Pour qu’une machine fonctionne bien, il faut que le machiniste ait soin de la remonter souvent, et celui-ci n’y manque pas, surtout après une absence. Pendant qu’il revient de Tilsitt, « chacun fait avec anxiété[1] son examen de conscience, cherchant sur quelle portion de sa conduite le maître sévère pourra, à son retour, exprimer son mécontentement.

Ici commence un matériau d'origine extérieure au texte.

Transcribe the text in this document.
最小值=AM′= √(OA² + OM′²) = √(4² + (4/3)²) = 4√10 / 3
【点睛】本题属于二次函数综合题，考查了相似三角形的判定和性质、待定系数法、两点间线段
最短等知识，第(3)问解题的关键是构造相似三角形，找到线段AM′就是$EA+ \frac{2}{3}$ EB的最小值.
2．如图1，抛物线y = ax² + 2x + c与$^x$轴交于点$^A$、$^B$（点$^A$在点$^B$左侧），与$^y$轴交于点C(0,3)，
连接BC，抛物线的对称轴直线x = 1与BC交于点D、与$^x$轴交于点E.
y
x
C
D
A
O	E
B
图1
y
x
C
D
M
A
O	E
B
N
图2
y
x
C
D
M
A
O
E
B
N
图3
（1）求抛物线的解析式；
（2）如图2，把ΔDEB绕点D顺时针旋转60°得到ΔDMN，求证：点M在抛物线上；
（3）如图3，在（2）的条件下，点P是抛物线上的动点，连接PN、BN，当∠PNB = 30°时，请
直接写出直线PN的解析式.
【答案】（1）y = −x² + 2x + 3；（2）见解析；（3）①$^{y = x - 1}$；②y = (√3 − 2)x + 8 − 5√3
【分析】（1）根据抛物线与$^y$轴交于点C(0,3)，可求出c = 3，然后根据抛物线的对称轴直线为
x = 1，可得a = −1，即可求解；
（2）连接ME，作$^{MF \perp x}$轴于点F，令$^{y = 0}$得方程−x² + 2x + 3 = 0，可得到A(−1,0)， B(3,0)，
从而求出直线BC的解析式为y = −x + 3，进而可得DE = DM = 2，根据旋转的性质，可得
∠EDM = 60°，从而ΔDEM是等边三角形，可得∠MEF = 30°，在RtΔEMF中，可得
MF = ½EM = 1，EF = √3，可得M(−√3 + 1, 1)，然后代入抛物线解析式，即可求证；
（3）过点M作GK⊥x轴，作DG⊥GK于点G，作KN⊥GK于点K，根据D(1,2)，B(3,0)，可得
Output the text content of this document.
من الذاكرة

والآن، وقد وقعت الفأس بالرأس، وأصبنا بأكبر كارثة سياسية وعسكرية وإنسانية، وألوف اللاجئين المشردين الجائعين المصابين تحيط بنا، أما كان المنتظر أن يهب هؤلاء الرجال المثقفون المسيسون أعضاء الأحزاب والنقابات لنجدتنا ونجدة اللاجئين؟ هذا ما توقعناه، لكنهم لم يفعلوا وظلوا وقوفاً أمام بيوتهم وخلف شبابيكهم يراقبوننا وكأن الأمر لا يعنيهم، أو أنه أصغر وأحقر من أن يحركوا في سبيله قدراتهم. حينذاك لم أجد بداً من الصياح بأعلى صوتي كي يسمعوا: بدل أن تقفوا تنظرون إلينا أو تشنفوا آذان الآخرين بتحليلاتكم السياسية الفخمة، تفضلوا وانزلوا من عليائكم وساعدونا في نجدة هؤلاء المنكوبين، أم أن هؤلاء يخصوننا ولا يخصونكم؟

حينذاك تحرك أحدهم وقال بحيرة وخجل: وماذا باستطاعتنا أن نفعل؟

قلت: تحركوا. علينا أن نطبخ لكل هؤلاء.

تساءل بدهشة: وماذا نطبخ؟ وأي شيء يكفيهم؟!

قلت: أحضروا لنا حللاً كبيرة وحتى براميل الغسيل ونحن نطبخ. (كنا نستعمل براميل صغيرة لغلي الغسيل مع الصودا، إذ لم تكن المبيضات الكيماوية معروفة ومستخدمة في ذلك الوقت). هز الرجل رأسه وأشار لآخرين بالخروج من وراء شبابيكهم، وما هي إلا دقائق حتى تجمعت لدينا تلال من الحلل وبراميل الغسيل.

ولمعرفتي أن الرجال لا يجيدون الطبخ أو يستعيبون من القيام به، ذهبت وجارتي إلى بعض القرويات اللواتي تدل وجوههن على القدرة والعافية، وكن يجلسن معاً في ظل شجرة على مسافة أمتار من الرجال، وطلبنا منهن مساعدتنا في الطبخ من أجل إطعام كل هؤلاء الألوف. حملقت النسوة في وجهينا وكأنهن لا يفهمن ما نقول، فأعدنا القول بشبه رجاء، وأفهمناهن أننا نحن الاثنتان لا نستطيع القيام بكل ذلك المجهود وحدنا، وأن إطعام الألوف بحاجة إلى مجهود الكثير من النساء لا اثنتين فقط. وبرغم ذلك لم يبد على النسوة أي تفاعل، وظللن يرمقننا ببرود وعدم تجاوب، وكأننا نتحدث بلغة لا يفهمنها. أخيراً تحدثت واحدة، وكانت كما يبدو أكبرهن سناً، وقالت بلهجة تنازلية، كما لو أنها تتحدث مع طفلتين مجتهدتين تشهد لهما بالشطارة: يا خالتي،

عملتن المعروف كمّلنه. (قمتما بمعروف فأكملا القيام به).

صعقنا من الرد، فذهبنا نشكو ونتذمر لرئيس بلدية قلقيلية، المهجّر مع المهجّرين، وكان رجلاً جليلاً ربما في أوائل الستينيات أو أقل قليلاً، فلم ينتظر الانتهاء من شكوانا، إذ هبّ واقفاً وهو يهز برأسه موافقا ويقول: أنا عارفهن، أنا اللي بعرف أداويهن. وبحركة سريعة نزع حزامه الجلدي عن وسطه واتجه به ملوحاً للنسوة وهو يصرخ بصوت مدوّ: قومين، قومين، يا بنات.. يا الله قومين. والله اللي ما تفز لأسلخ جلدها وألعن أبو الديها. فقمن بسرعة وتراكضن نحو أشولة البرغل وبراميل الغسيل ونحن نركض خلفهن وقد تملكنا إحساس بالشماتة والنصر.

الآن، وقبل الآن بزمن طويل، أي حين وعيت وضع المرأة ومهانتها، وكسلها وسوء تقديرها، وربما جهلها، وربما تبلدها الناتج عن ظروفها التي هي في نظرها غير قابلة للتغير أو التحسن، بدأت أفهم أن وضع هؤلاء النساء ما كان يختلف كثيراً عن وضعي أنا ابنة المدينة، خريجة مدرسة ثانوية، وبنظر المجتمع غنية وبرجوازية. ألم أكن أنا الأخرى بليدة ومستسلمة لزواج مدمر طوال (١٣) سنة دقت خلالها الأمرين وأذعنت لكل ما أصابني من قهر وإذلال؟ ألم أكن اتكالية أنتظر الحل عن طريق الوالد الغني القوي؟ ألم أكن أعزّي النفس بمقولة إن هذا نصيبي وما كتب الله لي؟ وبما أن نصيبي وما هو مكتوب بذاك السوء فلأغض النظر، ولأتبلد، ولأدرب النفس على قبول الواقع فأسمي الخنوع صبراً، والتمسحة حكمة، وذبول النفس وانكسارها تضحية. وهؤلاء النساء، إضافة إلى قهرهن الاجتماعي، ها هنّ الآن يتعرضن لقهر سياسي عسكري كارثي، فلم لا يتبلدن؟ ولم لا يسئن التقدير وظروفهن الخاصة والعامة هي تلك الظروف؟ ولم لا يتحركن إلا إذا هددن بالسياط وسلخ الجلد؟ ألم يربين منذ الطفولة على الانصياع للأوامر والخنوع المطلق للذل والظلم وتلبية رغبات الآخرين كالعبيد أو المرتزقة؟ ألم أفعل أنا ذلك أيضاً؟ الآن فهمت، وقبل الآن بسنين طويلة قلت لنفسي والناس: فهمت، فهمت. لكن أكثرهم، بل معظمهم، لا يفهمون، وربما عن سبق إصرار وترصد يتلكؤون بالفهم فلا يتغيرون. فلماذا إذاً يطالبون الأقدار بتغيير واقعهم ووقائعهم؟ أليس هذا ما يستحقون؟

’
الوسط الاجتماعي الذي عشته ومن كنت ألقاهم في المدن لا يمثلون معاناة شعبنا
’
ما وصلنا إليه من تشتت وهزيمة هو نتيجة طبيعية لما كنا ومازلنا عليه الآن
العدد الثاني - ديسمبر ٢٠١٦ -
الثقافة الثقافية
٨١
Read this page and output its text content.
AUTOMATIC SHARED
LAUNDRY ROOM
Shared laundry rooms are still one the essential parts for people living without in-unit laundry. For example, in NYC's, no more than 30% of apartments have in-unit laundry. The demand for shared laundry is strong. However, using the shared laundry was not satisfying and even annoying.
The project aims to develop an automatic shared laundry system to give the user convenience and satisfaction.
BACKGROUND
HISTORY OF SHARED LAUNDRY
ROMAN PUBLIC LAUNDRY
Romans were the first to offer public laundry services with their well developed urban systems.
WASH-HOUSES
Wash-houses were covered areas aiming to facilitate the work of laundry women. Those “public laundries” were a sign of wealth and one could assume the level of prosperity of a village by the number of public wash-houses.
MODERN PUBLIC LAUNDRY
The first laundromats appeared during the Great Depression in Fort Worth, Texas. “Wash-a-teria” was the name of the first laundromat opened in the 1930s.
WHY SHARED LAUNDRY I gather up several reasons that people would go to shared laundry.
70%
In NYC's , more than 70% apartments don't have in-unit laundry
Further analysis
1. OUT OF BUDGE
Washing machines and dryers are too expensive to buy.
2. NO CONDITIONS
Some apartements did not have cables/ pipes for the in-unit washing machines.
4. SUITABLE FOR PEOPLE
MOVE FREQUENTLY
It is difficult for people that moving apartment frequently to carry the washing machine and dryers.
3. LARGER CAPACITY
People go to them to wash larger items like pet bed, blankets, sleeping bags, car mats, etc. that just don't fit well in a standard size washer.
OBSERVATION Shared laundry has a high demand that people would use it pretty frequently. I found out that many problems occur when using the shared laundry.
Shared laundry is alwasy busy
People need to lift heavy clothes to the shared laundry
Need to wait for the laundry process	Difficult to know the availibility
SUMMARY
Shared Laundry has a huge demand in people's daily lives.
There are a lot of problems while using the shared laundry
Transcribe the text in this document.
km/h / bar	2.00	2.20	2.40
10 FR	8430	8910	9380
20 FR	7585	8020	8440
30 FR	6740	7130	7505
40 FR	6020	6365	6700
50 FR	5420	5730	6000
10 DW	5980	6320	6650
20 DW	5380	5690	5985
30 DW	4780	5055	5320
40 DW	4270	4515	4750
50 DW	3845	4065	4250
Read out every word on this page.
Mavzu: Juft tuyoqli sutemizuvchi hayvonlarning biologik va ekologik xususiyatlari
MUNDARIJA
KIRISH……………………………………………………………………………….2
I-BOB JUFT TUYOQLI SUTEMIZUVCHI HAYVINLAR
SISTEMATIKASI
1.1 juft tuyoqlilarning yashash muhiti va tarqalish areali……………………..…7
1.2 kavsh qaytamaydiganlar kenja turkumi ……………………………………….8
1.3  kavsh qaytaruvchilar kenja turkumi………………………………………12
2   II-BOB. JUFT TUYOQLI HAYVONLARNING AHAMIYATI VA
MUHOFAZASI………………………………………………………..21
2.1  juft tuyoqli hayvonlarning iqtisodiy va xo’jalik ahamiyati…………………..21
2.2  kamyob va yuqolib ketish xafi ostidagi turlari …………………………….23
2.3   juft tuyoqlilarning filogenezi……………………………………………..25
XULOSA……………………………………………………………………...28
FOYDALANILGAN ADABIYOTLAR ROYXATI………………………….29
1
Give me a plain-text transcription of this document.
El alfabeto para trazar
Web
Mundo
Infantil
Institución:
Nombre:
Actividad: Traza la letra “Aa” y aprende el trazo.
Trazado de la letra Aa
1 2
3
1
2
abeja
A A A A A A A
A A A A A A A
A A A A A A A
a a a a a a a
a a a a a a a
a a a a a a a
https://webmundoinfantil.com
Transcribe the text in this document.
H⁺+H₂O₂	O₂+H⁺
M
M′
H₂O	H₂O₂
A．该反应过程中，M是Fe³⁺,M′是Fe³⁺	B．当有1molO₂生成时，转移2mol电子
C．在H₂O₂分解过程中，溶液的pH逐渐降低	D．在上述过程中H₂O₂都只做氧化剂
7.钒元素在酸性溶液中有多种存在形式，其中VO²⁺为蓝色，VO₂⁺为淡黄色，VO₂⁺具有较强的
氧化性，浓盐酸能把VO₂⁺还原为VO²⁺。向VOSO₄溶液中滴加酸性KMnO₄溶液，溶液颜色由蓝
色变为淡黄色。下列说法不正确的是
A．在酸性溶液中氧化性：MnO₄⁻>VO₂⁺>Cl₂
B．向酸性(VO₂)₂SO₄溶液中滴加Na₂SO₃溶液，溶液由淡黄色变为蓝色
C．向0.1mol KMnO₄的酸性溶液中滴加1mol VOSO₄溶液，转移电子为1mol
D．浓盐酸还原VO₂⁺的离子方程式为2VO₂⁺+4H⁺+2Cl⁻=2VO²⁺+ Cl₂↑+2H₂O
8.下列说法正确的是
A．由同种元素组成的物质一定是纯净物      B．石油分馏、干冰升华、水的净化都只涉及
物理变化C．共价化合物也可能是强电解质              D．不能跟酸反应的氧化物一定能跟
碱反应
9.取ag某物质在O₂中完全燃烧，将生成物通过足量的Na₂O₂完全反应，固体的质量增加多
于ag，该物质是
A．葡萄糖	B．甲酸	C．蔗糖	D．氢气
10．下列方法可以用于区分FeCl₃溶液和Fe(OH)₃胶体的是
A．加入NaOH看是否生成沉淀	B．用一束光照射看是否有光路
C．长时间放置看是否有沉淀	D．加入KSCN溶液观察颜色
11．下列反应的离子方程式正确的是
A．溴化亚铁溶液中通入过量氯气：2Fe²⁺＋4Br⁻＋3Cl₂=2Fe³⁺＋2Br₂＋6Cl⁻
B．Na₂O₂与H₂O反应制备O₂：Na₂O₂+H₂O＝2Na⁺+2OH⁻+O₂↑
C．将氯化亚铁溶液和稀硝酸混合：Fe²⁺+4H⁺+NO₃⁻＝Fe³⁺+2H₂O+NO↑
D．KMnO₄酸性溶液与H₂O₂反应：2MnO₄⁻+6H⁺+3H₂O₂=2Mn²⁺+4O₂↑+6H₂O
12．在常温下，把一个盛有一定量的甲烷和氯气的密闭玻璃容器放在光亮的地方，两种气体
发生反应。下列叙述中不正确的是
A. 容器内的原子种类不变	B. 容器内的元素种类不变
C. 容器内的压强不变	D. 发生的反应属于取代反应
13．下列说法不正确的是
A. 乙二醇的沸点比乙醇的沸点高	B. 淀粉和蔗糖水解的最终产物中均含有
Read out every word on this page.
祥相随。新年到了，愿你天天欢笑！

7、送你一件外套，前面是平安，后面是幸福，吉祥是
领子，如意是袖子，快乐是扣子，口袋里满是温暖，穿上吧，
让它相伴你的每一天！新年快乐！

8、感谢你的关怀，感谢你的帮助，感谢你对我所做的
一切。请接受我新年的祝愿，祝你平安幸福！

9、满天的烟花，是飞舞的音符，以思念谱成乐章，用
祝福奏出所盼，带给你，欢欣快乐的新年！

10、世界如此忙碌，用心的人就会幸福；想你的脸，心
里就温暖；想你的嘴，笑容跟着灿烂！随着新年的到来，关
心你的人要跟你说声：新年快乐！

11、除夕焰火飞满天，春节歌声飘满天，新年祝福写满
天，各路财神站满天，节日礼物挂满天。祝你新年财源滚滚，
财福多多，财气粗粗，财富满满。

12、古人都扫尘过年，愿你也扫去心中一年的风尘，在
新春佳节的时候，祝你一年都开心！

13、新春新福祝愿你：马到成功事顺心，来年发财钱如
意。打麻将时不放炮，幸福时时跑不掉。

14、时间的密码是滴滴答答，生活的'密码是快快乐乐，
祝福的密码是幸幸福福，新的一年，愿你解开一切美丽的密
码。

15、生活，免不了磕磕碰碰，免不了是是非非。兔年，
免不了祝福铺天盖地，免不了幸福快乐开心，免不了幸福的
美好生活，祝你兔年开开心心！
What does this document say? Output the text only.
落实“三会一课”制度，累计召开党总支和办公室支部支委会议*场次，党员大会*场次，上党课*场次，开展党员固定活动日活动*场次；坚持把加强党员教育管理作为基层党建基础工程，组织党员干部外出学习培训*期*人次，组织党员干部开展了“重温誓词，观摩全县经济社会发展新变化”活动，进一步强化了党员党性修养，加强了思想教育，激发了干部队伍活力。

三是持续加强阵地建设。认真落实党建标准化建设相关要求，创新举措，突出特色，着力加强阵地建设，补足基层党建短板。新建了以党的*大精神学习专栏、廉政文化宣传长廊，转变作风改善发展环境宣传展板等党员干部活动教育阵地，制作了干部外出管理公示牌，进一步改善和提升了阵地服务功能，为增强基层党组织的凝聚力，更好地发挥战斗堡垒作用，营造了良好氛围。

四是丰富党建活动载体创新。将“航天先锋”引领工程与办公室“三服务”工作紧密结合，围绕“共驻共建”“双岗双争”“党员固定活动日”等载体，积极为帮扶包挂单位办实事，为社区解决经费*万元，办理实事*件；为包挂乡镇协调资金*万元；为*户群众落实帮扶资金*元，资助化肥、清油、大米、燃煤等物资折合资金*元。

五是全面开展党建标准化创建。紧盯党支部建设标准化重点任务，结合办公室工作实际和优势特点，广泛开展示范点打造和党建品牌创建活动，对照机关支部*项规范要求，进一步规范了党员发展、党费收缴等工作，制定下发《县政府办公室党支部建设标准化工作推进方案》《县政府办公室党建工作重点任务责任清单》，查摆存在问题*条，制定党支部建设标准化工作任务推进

Épouse, famille, grands dignitaires, chacun éprouvait plus ou moins cette angoisse, et l’Impératrice, qui le connaissait mieux qu’un autre, disait naïvement : « L’Empereur est si heureux qu’il va sûrement beaucoup gronder. » Effectivement, à peine revenu, il donne son tour de clé, fort et rude ; puis, « satisfait d’avoir imprimé cette petite terreur, il paraît avoir oublié ce qui s’est passé et reprend son train de vie ordinaire ». — « Par calcul et par goût[2], il ne se détend jamais de sa royauté. » — De là une cour froide et muette, plutôt triste que digne ; sur tous les visages, une expression d’inquiétude,… un silence terne et contraint. » À Fontainebleau, « parmi les magnificences et les plaisirs », nul agrément ou jouissance réelle, pas même pour lui. — « Je vous plains, disait M. de Talleyrand à M. de Rémusat : il vous faut amuser l’inamusable. » Au théâtre, il rêve ou bâille : défense d’applaudir ; devant le défilé « des éternelles tragédies, la cour s’ennuie mortellement,… les

  1. Mme de Rémusat, III, 169.
  2. Ib., II, 32, 223, 240, 259 ; III, 169.